After the seed black holes formed, the process entered its second stage, which Begelman has dubbed the “quasistar” stage. In this phase, black holes grew rapidly by swallowing matter from the bloated envelope of gas surrounding them, which eventually inflated to a size as large as Earth’s solar system and cooled at the same time, he said.

Once quasistars cooled past a certain point, radiation began escaping at such a high rate that it caused the gas envelope to disperse and left behind black holes up to 10,000 times or more the mass of Earth’s sun. With such a big head start over ordinary black holes, they could have grown into supermassive black holes millions or billions of times the mass of the sun either by gobbling up gas from surrounding galaxies or merging with other black holes in extremely violent galactic collisions.

Begelman said big black holes formed from early supermassive stars could have had a huge impact on the evolution of the universe, including galaxy formation, possibly going on to produce quasars — the very bright, energetic centers of distant galaxies that can be a trillion times brighter than our sun.

Begelman’s paper will be published in Monthly Notices of the Royal Astronomical Society.

Source: EurekAlert



6 Responses

  1. Dave Finton says

    The mind boggles at the thought of a star as large as tens of millions of solar masses. How did they form without blowing themselves apart?

  2. Astrofiend says

    Hmmm – an interesting possibility. Guess we’ll have to wait for JWST and the next generation of behemoths to get a clearer idea of what star formation looked like in the the very early universe.
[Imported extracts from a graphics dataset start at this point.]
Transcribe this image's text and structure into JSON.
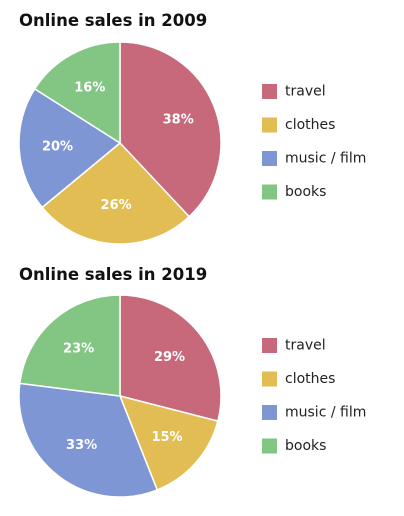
{
  "colors": {
    "travel": "#c8687b",
    "clothes": "#e2bd53",
    "music_film": "#7f96d4",
    "books": "#83c582",
    "slice_border": "#ffffff"
  },
  "chart_data": [
    {
      "type": "pie",
      "title": "Online sales in 2009",
      "labels": [
        "travel",
        "clothes",
        "music / film",
        "books"
      ],
      "values": [
        38,
        26,
        20,
        16
      ],
      "value_labels": [
        "38%",
        "26%",
        "20%",
        "16%"
      ],
      "legend_position": "right"
    },
    {
      "type": "pie",
      "title": "Online sales in 2019",
      "labels": [
        "travel",
        "clothes",
        "music / film",
        "books"
      ],
      "values": [
        29,
        15,
        33,
        23
      ],
      "value_labels": [
        "29%",
        "15%",
        "33%",
        "23%"
      ],
      "legend_position": "right"
    }
  ]
}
  3. Lawrence B. Crowell says

    There is some reasoning to this. It is rather hard to get something into a black hole. If you miss slightly the particle you sent will just go into an orbit around a black hole. So you need friction with bulk matter which slows it down and causes it to enter the BH by crossing the event horizon. This is the Goldilocks situation, for if you try to shove too much bulk matter with friction towards a BH it heats up and expands back out before crossing the horizon. It is a bit like trying to flush too much down the toilet.

    Conditions had to be fairly unique to generate multi-million solar mass black holes in the period around reionization.

    LC

  4. DrFlimmer says

    I heard a talk last year about black holes being fed by self-gravitating disks. This means that the masses of the disks were so high that their influence on the gravitational potential was not negligible any more.
    The presented model indicated that in such a setting SMBHs could form within a billion years.
    Probably it’s a mixture of all the possibilities 😉

  5. Jon Hanford says

    This scenario might just do the trick in explaining the rapid, early birth of SMBHs that current observations call for.

    In what proportion do these objects occur compared to Population III stars? At what redshifts are the objects expected to be found (z=8-15)?

  6. Lawrence B. Crowell says

    I might be wrong, but there is the prospect for dark matter as well. Dark matter presumably clumped in anhomogeneous distributions. There is some discussion about dark matter induced popIII stars as I understand. So this material might have been drawn into BHs with relatively little friction and heating which can push ordinary matter away.